Un golpe a la cultura e historia de Brasil y Latinoamérica

- 05 de septiembre de 2018 - 00:00

La tragedia ha golpeado a Brasil: un incendio consumió su museo nacional.

El fósil humano más antiguo de la región; una importante colección del antiguo Egipto; documentos históricos para los brasileños, y vasijas de culturas originarias fueron reducidos a cenizas. El imponente edificio, hogar de  emperadores brasileños porque luego de la independencia de Portugal el país tuvo una etapa monárquica, también se quemó.

Las pérdidas son incuantificables, no solo para Brasil sino también para los sudamericanos y en definitiva para el mundo porque el museo albergaba sarcófagos egipcios y osamentas de animales prehistóricos.  

Ahora el esfuerzo debe concentrarse en evitar que ocurran desgracias de este tipo. Las turbulencias económicas de la región tientan a sus funcionarios a recortar el gasto a la cultura y ahora presenciamos las consecuencias de tales decisiones. Los pueblos de Sudamérica necesitan identidad cultural, constantemente postergada en su proyecto nacional.

Brasil le asignó el presupuesto más bajo al museo de Río de Janeiro: los sistemas de ventilación estaban deteriorados, al igual que las alarmas contra incendios. Estos repositorios exigen normas de seguridad  severas porque los papeles viejos son altamente inflamables.  

El gobierno de Michel Temer tiene la obligación de revisar todos los museos para dotarlos de la tecnología necesaria, tarea que debe imitar Latinoamérica, cuya historia y pluriculturalidad abarca un acervo invaluable. La región tiene un pasado rico, de manera que preservarlo es imperativo para las actuales y futuras generaciones que merecen saber de dónde vienen.

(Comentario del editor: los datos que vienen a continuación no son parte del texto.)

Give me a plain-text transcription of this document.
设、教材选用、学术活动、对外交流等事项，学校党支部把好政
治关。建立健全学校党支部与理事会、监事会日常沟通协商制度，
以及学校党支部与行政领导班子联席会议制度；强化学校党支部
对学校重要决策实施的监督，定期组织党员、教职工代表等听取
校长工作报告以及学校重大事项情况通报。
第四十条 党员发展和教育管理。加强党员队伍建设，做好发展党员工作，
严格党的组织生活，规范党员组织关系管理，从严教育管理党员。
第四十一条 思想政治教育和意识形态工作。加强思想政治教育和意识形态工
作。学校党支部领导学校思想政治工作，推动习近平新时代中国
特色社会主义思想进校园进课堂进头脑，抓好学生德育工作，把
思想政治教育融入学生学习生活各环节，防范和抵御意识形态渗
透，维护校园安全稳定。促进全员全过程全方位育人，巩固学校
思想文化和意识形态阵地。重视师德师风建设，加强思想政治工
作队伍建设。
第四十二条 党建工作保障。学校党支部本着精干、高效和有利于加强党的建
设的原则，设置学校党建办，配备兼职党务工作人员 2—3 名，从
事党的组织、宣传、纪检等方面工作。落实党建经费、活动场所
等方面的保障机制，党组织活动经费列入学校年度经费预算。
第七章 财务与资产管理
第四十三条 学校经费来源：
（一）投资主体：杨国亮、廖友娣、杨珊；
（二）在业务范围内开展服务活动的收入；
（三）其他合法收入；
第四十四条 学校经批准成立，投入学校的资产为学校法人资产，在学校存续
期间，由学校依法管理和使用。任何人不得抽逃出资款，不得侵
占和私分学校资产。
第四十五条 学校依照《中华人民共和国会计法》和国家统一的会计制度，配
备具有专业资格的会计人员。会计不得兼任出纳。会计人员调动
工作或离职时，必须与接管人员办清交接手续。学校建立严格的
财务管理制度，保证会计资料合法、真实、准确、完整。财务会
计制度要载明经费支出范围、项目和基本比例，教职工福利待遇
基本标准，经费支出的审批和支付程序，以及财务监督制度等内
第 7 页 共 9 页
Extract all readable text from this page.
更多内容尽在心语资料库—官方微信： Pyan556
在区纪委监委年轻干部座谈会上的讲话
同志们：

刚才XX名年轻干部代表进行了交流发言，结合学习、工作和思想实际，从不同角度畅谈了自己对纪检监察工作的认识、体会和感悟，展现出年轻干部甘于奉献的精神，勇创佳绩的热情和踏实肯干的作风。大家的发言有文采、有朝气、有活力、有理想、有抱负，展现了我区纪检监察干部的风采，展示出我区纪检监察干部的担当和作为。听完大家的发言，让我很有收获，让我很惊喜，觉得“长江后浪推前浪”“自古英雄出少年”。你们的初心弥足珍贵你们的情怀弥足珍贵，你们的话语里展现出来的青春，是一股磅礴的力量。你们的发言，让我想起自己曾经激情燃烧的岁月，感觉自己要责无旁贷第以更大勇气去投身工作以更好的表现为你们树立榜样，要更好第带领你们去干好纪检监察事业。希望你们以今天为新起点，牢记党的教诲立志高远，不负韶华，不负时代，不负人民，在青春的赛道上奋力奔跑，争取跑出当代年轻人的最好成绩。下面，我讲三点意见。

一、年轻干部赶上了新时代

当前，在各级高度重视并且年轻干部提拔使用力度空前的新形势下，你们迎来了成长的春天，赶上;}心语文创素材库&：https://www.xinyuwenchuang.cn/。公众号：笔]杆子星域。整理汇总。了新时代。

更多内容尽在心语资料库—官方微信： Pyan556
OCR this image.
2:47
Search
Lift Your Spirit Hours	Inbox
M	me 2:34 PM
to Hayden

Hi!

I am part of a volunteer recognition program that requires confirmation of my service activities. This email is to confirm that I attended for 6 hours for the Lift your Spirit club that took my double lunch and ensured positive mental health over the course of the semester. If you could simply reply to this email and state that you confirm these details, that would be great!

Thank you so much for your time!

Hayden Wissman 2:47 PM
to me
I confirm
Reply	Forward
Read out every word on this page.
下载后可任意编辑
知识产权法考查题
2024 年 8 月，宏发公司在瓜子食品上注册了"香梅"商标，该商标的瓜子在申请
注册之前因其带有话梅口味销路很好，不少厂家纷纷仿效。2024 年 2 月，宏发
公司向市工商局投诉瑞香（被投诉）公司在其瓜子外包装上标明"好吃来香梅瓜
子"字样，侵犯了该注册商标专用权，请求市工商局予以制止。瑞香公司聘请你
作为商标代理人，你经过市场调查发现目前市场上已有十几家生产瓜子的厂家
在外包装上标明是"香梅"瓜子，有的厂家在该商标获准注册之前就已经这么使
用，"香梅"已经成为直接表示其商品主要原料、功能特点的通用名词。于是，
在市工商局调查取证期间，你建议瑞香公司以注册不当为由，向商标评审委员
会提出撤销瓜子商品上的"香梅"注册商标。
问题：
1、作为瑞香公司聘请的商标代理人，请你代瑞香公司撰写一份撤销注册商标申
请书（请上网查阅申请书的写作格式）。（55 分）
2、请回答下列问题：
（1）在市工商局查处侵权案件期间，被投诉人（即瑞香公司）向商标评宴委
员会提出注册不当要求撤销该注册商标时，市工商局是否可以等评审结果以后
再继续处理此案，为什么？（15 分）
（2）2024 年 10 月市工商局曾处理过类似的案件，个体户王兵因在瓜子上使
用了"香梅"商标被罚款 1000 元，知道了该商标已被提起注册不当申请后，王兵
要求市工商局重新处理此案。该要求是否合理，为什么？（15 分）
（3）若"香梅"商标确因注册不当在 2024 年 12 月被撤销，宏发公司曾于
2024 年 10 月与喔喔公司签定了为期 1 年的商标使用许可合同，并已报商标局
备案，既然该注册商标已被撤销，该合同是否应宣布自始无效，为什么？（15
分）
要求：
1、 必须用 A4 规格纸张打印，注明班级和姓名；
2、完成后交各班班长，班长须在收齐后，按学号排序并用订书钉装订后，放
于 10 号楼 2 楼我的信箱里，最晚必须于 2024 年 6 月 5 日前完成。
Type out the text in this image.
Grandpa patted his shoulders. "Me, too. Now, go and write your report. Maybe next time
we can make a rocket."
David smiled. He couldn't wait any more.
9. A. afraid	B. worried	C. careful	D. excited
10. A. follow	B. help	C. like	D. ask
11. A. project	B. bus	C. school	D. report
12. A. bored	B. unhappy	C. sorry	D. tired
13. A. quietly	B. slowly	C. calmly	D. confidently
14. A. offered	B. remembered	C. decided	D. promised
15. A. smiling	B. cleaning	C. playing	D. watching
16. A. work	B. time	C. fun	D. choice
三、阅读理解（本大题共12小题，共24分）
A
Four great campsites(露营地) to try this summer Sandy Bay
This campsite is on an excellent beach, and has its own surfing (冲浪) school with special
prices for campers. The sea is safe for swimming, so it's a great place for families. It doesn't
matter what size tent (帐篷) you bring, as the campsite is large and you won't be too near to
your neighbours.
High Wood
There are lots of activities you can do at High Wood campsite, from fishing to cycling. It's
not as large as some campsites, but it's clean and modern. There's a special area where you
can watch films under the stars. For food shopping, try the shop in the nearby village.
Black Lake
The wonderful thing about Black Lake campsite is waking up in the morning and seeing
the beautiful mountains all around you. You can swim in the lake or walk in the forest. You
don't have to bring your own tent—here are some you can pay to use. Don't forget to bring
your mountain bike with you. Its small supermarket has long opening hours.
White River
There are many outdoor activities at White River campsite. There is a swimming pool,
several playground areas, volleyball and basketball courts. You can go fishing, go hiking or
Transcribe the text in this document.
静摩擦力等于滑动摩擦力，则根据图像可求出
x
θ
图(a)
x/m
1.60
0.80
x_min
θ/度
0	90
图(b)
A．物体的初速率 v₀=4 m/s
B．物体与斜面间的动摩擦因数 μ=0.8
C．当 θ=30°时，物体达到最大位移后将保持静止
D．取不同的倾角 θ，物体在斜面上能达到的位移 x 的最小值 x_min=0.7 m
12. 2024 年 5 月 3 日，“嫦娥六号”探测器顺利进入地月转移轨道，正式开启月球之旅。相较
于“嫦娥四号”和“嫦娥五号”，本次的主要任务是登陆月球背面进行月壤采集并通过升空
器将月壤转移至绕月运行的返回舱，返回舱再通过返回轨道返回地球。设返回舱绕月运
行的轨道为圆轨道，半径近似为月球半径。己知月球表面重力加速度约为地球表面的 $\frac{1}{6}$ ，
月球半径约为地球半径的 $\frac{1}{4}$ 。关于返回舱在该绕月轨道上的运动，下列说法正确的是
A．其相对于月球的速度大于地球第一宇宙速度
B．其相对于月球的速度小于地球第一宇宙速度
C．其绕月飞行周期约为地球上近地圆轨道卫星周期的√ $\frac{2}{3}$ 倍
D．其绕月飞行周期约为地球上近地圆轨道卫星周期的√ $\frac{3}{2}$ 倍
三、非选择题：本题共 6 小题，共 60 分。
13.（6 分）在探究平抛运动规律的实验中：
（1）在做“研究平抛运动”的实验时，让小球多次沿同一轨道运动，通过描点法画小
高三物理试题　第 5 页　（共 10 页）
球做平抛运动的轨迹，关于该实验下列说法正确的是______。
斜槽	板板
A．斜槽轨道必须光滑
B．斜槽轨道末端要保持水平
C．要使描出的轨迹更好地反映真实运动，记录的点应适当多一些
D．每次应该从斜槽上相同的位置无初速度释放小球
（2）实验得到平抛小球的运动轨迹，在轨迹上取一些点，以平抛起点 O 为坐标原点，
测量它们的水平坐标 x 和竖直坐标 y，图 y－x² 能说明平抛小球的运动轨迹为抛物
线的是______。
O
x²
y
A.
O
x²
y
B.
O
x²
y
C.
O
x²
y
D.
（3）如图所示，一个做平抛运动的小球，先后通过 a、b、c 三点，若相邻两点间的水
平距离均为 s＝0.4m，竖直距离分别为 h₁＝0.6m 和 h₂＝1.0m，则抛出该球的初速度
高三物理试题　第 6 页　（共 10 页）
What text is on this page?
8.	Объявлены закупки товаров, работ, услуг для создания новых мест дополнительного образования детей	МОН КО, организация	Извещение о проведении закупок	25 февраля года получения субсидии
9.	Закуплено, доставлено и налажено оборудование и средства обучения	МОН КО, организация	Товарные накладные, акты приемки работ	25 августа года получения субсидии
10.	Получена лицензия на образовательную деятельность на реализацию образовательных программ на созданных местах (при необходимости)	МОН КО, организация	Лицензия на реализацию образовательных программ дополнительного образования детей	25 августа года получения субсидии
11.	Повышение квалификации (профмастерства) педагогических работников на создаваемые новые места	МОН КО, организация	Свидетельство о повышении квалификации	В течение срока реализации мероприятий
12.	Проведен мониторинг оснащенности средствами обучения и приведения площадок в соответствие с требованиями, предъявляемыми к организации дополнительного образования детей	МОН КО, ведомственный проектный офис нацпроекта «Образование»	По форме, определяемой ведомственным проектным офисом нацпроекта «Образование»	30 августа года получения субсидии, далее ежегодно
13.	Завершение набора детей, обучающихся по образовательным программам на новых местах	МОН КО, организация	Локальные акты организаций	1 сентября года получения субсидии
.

Ojalá el palacio pueda reconstruirse porque la estructura es parte de la historia brasileña. Lo que había adentro ya está perdido, pero el edificio puede aún recuperarse. Hacemos votos porque el Gobierno del gigante sudamericano desembolse los recursos necesarios para levantar nuevamente el inmueble y preserve los otros museos repartidos a lo largo del país. (O)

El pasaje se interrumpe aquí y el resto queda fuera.